Dans la déclaration liminaire lue par Nouhoum Kéïta du parti SADI, le MP 22 dit avoir appris avec un profond regret l’agression commise par certains manifestants contre l’intégrité physique du Pr Dioncounda Traoré, président de la République par intérim au Palais présidentiel de Koulouba. « Dans un Etat de droit, un tel acte n’est pas justifiable quelles qu’en soient les raisons. Cependant, il faut souligner que cette colère immense a été suscitée par une série d’actes insupportables et inacceptables perpétrés à répétition par les chefs d’Etat de la CEDEAO, la commission de la CEDEAO, ses chefs militaires et les autorités maliennes elles-mêmes contre la souveraineté et la dignité du peuple malien », a-t-il expliqué.

Parlant de ces actes, M Kéita a mis l’accent sur l’ingérence de l’organisation sous-régionale dans les domaines relevant de la souveraineté du Mali en violant allégrement sa Constitution ; le reniement de ses propres engagements en foulant au pied les accords (accord-cadre du 6 avril 2012, les conclusions de la rencontre de Ouagadougou avec les forces vives du Mali, l’engagement solennel du 1er avril 2012 du président du CNRDRE) etc. L’intervenant a en outre indexé les autorités maliennes qui, a-t-il indiqué, « ont toujours accepté les décisions inadmissibles de la CEDEAO pour le Mali, prises en dehors du pays, en violation de sa constitution ».

Dans ses explications, Dr Oumar Mariko a fustigé le refus par la CEDEAO de la convention nationale dont la tenue a été pourtant inscrite dans les conclusions de la rencontre des forces vives du Mali à Ouagadougou.

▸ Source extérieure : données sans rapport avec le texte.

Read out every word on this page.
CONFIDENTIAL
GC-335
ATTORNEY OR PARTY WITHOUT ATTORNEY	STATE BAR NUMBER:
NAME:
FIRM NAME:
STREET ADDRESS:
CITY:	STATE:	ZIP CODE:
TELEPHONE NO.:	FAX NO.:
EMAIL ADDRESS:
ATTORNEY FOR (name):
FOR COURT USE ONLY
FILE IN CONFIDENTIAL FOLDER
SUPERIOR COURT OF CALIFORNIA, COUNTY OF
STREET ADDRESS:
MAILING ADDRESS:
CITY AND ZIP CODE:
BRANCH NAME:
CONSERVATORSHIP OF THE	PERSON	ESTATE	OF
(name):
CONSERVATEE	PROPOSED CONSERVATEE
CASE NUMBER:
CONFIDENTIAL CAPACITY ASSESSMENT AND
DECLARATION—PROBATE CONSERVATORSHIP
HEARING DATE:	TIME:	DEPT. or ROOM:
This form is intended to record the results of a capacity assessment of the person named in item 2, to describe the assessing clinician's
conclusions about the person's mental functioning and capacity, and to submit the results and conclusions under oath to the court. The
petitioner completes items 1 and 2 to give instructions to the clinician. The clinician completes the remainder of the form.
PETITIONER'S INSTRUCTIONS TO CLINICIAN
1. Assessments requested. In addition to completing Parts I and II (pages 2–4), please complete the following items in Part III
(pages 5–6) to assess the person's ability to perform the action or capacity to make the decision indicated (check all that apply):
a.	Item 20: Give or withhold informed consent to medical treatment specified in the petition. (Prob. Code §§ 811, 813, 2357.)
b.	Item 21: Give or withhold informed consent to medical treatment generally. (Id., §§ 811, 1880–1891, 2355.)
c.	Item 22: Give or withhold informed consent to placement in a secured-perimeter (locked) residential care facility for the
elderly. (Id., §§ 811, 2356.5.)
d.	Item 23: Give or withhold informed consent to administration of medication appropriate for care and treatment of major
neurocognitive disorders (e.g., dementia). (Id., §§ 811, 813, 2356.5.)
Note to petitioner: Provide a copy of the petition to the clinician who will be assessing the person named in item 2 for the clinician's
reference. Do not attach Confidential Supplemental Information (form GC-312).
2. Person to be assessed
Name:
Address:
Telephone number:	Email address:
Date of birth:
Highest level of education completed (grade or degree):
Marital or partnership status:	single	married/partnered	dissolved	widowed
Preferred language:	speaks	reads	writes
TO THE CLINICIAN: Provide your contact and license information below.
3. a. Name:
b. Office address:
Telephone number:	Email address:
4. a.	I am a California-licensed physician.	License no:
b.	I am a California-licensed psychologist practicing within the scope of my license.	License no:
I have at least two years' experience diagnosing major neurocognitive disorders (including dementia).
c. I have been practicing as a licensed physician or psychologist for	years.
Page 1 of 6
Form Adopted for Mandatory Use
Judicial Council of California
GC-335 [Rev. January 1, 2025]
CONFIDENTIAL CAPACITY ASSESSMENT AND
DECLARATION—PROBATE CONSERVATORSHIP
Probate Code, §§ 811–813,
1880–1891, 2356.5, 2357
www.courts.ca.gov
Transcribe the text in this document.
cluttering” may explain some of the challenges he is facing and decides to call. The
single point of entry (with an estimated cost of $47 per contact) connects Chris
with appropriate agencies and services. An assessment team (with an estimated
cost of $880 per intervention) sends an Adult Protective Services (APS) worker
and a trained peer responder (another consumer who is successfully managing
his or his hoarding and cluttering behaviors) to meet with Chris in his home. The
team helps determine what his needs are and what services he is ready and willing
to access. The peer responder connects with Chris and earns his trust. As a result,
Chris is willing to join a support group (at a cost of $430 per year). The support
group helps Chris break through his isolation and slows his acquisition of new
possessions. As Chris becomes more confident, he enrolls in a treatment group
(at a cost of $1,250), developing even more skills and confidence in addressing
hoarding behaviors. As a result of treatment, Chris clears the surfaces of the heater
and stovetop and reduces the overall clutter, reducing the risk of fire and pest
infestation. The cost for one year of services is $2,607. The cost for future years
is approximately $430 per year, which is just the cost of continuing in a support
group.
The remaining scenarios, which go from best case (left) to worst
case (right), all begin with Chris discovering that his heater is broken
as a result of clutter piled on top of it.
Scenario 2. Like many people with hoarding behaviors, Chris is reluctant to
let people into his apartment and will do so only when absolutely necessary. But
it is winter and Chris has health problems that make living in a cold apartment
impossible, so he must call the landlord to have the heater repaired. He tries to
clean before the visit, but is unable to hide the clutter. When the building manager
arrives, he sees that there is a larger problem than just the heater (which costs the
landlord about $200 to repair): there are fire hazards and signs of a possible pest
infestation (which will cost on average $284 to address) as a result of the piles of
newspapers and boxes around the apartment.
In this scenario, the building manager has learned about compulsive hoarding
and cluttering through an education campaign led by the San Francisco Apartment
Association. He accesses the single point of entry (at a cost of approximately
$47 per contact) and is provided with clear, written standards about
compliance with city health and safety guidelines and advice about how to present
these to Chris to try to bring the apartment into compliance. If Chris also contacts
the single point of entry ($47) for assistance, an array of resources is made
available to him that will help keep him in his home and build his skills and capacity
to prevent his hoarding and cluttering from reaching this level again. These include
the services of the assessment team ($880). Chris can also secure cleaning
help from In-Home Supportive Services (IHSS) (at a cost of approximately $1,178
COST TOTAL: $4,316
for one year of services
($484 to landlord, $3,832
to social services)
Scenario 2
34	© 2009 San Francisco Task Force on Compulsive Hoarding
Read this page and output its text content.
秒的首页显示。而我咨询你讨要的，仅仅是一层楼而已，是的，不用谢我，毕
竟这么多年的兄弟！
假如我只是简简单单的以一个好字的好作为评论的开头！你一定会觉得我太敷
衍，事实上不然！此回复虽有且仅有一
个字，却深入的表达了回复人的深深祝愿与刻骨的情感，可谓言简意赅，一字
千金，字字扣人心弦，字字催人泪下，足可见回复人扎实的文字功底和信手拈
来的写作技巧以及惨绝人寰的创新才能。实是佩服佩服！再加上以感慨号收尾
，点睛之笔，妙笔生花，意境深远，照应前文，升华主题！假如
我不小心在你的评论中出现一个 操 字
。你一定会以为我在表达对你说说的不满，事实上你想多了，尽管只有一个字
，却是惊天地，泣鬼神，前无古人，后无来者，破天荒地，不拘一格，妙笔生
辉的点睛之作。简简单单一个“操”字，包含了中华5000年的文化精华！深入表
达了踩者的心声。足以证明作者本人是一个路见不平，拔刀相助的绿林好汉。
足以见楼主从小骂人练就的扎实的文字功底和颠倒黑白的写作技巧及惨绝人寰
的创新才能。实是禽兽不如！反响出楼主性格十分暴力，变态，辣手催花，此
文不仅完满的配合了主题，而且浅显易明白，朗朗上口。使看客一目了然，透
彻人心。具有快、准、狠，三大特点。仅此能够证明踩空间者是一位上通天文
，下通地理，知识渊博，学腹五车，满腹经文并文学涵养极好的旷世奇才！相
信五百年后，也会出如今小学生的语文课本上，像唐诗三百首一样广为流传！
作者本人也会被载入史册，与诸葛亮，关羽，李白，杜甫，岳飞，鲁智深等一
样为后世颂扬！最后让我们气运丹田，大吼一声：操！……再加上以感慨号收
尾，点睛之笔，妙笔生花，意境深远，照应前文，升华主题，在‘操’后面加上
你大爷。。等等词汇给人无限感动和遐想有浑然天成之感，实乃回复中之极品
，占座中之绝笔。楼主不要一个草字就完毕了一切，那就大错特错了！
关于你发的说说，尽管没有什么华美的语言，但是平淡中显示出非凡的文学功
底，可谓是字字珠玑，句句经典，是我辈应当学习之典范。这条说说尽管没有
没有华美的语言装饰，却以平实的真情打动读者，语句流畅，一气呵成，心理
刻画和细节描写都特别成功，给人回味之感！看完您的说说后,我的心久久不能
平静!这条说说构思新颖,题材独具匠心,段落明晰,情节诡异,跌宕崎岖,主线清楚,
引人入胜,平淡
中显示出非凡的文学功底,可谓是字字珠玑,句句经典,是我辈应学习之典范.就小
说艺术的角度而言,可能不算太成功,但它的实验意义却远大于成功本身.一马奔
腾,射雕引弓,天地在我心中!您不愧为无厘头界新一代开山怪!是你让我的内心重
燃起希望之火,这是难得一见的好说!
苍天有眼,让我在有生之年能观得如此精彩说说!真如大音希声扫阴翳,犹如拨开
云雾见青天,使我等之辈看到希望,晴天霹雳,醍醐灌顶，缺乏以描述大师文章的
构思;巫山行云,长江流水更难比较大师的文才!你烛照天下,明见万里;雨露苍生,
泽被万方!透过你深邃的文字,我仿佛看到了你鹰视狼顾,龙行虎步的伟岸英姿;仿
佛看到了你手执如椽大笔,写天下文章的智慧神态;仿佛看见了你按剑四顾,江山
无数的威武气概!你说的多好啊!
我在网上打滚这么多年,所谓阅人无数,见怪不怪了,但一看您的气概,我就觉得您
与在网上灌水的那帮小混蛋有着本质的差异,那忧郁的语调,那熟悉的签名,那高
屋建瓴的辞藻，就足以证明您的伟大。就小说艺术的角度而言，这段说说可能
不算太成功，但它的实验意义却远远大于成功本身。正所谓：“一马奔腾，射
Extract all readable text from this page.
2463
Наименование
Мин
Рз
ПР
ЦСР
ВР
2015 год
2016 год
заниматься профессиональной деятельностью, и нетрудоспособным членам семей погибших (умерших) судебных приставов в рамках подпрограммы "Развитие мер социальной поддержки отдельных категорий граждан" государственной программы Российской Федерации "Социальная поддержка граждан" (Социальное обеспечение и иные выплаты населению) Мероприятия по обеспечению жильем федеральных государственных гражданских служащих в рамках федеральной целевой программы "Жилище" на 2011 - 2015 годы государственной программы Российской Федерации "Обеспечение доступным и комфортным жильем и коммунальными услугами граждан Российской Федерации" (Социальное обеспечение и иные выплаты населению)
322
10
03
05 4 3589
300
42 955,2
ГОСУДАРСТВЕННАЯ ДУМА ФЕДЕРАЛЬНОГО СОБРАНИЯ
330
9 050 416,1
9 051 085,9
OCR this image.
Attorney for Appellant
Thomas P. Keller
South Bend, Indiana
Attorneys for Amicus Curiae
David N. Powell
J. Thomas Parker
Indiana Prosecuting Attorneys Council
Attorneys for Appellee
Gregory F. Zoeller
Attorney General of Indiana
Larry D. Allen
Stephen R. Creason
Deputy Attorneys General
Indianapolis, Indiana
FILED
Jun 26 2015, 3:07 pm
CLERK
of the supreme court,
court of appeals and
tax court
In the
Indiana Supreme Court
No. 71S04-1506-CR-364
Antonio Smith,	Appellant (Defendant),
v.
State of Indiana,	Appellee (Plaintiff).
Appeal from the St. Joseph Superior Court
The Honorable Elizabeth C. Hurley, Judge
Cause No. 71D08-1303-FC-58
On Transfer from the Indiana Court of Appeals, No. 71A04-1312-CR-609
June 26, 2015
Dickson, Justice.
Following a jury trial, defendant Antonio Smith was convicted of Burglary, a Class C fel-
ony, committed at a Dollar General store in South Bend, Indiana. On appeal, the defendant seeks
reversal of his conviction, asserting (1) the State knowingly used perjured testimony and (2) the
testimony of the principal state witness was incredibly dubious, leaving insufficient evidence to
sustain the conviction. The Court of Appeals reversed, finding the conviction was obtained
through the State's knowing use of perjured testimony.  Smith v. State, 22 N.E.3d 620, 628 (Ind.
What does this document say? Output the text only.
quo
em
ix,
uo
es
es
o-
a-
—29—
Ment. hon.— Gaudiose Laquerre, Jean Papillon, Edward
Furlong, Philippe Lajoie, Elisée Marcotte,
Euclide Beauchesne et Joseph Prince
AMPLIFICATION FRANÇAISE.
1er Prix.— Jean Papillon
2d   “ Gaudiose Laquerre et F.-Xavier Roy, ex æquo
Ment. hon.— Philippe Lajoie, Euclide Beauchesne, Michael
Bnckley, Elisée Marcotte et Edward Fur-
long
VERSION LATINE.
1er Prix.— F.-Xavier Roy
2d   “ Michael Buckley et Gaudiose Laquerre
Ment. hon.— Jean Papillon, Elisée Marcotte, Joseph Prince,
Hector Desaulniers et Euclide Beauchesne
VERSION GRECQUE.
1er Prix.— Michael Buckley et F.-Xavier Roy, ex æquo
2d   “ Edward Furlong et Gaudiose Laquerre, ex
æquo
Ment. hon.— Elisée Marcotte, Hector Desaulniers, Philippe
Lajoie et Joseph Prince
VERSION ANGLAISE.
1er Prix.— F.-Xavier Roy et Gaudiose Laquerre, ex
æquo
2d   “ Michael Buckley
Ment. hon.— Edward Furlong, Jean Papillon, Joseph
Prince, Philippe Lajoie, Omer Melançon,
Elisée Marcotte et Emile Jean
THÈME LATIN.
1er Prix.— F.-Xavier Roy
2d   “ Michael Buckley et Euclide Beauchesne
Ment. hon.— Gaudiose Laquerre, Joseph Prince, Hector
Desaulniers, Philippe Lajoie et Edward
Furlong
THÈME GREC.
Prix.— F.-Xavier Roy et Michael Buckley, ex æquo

Il estime que la fin de la légalité constitutionnelle doit être relayée par la légitimité populaire.

En clair, après l’intérim de quarante jours du président Dioncounda Traoré, c’est le peuple souverain qui doit décider à qui il va confier la direction de la transition. Pour Oumar Mariko, Me Mamadou Gakou, Pérignama Sylla et Mohamed Tabouré, la CEDEAO affiche une attitude hautaine et méprisante visant à humilier le peuple fier et digne du Mali, qui n’a que faire des injonctions, du chantage, des menaces et de la provocation d’où qu’ils viennent.

Mohamed Tabouré ira jusqu’à dire que « Dioncounda Traoré ne fait que récolter ce qu’il a semé en étant complice de l’indignation et de l’humiliation du peuple malien par la CEDEAO ». Il a reconnu que la colère était débordante dans la salle de la convention nationale tenue au CICB les 21 et 22 mai.